Dans ce texte, c’est la Ghriba elle-même qui parle à la première personne — une voix de bénédiction, de promesse, et de transmission. Le piyout reprend plusieurs éléments présents dans l’article : la promesse de protection pour ceux qui viendront lui rendre visite ; l’évocation de Serah bat-Acher, identifiée à la Ghriba, comme celle qui est entrée vivante au Jardin d’Éden ; et le rappel de son ascendance, en tant que petite-fille de Jacob, patriarche d’Israël. Le texte souligne également l’existence d’autres sanctuaires appelés Ghriba, situés à Kef (Tunisie), Annaba (Algérie) et dans le quartier Hafsia de Tunis, montrant ainsi l’ampleur géographique et symbolique du culte. Enfin, fait notable : ce n’est pas Rabbi Shimon bar Yohaï qui est mentionné dans le piyout, mais Rabbi Meïr — figure immensément populaire parmi les Juifs de Tunisie.

   Le piyout « Ana Ghriba » (« Moi, la Merveilleuse »)

Voici un lien vers le piyout « Ana Ghriba ».
Paroles : Asher Mizrahi ; Interprétation : Michael Sitbon, David Riahi, Gad Yishaï.

Voici les paroles du refrain ainsi que trois des sept strophes du piyout:

Source : Boukris, Ouriel, Hallel veZimra, Bnei Brak : L.B, 2023, pp. 374–375

Refrain :

Je suis la Ghriba, et je récompenserai de bien quiconque viendra me visiter et viendra à moi. Je suis Serah bat-Acher : je suis entrée vivante au Jardin d’Éden.

Première strophe :

Mon père Jacob s’est porté garant pour moi : l’Ange de la mort ne m’atteindra pas. Et quiconque viendra en mon lieu et y priera, ne verra jamais aucun mal.

Deuxième strophe :

Dans les villes je suis seule et isolée. Mes merveilles sont éprouvées et reconnues : à Kef, à Annaba, à Djerba — et à Tunis, à la Hafsia.

Sixième strophe:

Ô vous les visiteurs, que Dieu vous réjouisse. La Ghriba intercèdera en votre faveur. Rabbi Meïr veillera sur vous — en tout lieu, en tout chemin.

   Trois gardiens du secret. Trois strates de mémoire. Trois espérances.
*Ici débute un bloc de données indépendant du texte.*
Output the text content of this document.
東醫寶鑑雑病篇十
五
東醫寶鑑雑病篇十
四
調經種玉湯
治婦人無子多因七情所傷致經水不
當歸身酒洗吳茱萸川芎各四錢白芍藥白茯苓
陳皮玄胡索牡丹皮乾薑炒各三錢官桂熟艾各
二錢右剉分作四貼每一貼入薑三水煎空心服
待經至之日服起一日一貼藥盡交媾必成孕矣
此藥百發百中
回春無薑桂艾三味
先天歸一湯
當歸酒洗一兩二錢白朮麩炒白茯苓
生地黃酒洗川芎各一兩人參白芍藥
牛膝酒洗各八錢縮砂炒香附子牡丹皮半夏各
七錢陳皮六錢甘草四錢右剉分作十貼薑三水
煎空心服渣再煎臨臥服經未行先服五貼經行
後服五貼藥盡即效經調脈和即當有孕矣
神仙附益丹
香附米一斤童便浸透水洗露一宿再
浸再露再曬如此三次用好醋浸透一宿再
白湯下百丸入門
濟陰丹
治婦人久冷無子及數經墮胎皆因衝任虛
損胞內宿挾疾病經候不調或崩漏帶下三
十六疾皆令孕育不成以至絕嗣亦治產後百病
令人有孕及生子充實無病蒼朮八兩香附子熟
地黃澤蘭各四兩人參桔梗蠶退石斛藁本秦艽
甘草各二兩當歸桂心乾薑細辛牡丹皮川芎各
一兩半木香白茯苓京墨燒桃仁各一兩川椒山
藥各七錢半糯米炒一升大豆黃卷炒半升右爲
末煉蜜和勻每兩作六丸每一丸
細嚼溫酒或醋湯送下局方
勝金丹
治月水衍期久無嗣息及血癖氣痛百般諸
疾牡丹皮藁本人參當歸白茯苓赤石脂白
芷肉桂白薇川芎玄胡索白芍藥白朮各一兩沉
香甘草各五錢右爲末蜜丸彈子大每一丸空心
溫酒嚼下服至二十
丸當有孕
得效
En ces jours où nos frères et sœurs sont retenus en captivité, où notre pays est en guerre, et où le monde entier prie pour que cesse la souffrance —
Puissent-ils se lever dans les mondes supérieurs et plaider pour nous : Rabbi Shimon, par sa lumière émanant de la grotte,Serah bat-Acher, par la force de sa mémoire et la Ghriba, par sa sainteté mystérieuse.
Qu’ils intercèdent pour le retour des otages, la fin des effusions de sang, et l’avènement d’une paix véritable.